Congressman Raul Grijalva pens an op-ed for The Hill defending Social Security and Medicare:
It’s no secret that Republicans have worked for the better part of the last decade to cut Social Security and Medicare. The party’s roadmaps, plans, and bills all point in the same direction: smaller, privatized Social Security benefits for American retirees and the dismantling of the Medicare guarantee.
Republican House Majority Leader Eric Cantor has said of Social Security, “We’re going to have to come to grips with the fact that these programs cannot exist if we want America to be what we want America to be.”
“Cannot exist.” That’s not tinkering around the edges, that’s radical government. The question is why should we agree to it.
The latest justification—repeated like a mantra to make it sink in—is deficit reduction. So is cutting Social Security and dismantling Medicare the answer to putting our country back on track? Are these programs really the financial elephant in the room, as Republicans claim?
Let’s get our terms clear. Social Security is insurance you pay for through taxes when you work so that you’re protected when you don’t work. It’s humane, it functions very well, and law has always prohibited the program from contributing to the deficit. Any talk of shrinking Social Security to “save money” is flawed from the start.
Social Security is not part of the national budget in the same way as, say, military spending—it’s paid for through a dedicated payroll tax distinct from general budgeting. Even if Social Security opponents call their suggestions a “simple change,” such as to how benefits are calculated, the aim is to convince voters that Social Security needs to be ended, whether in one fell swoop or by a thousand tiny cuts. The next time a Republican talks about just trying to help, remember what Majority Leader Cantor said.
Voters overwhelmingly support Social Security in every public opinion poll, but that hasn’t stopped the drumbeat in all its forms.

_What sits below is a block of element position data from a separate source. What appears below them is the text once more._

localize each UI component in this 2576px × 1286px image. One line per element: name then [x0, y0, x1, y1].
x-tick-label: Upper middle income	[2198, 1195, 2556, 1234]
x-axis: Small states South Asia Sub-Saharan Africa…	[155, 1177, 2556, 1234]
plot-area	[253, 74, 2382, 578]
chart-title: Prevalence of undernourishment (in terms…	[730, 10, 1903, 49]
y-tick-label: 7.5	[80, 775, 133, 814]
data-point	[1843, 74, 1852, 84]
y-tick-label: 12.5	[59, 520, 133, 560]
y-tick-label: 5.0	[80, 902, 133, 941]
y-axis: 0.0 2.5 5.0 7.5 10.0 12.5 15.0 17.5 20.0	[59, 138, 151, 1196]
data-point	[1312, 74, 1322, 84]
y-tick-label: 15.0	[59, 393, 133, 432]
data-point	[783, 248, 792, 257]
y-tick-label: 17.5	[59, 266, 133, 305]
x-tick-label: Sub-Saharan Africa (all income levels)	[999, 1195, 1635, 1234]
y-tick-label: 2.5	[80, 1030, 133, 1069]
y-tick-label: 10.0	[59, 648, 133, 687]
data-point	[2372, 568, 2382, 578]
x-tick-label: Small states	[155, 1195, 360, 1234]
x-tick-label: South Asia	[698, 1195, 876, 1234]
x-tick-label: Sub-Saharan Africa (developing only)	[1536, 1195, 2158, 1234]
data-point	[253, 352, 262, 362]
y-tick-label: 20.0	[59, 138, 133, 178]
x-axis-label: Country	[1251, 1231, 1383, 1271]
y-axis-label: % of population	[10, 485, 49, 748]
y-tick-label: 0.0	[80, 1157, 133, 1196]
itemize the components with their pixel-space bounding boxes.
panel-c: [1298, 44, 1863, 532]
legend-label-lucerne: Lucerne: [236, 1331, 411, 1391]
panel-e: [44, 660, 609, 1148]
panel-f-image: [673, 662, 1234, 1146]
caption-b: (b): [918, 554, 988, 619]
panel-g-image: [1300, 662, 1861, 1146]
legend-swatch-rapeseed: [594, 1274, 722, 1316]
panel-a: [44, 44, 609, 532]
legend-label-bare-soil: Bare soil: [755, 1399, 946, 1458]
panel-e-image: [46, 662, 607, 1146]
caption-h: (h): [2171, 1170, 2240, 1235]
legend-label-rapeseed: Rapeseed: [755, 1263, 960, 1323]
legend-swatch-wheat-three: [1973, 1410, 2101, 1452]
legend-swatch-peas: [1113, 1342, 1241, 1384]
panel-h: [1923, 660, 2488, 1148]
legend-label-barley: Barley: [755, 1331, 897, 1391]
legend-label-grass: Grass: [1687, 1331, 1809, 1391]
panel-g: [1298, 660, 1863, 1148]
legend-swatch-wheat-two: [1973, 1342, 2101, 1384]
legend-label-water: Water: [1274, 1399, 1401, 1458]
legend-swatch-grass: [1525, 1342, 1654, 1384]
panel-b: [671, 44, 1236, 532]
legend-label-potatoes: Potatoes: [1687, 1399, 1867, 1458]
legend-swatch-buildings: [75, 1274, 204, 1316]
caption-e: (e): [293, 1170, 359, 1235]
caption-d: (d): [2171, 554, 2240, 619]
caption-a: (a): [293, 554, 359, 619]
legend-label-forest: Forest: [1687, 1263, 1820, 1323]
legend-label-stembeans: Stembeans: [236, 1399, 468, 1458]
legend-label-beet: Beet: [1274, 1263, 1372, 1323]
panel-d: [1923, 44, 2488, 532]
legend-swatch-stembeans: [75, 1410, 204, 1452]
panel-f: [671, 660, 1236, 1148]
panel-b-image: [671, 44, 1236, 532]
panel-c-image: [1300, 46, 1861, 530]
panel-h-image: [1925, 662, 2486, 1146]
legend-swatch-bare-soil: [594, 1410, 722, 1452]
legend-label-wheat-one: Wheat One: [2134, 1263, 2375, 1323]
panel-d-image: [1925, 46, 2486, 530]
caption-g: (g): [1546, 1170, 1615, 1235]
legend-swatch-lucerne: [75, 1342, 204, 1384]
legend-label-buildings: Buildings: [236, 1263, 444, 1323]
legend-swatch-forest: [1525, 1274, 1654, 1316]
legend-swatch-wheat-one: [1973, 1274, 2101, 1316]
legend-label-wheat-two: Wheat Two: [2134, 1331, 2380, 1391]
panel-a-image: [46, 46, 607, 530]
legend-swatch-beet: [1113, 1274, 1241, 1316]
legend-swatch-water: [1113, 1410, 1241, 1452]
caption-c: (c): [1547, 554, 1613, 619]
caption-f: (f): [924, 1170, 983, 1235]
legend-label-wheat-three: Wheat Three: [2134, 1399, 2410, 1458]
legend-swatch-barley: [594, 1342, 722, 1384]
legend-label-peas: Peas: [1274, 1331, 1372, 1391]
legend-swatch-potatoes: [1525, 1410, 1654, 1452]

For instance, some have suggested that Social Security benefits should be based on a chained consumer price index (CPI) rather than a standard CPI. The chained CPI assumes that when the price of one item rises, people buy something else. In other words, if this change goes into effect, Social Security benefits would no longer fully reflect the rising prices of popular goods.
What would this mean for the average Social Security recipient, raking in a whopping $13,000 a year? Projected annual cuts for a typical retiree would be about $560 a year by age 75, $984 a year by age 85 and $1,400 a year by age 95.
For those that aren’t struggling to survive on $1,150 per month, that may not sound like much. But taking money out of the hands of people that will spend it is blocking our economic recovery. The less money our Social Security recipients—including 9 million veterans—are able to spend, the less money goes to the businesses that create jobs. If you don’t believe me, ask them.
What about Medicare? A July 18 Kaiser Foundation study found that “raising Medicare’s eligibility [age] to 67 in 2014 would generate an estimated $5.7 billion in net savings to the federal government, but also result in an estimated net increase of $3.7 billion in out-of-pocket costs for 65-and 66-year-olds, and $4.5 billion in employer retiree health-care costs.”
The study found that of the estimated 5 million 65- and 66-year-olds affected, about two thirds would pay an average of $2,200 more for health care in 2014 than if they were covered under Medicare. What does this mean? The federal budget saves $5.7 billion, while everyone else pays an additional $8.2 billion. Millions of 65- and 66-year-olds pay thousands more for the same coverage.
If that weren’t enough, we should remember that Medicare is highly cost-effective. As Mark Miller of the Reuters Money blog—hardly a Democratic partisan platform—wrote Aug. 25, “Medicare delivers far more healthcare for the buck than private insurance; the notion that we can cut costs through privatization just doesn’t hold water.” He’s right.
Cutting Social Security benefits and raising the Medicare eligibility age will do much more harm than good. The campaign to wipe them out is ideological, not economic. When you get down to it, opponents describe them as “welfare,” and they oppose “welfare” in all its forms. The rest is details.
The real elephant in the room is a lack of jobs. Our policies should employ more teachers, firefighters, nurses, and police in communities across the nation. We should improve highways, waterways, bridges, and rails, train an updated workforce, and put Americans to work creating the green infrastructure that we need to stay competitive. The sooner we can all stop wasting time on the argument that cuts to Social Security and Medicare are the answer, the better.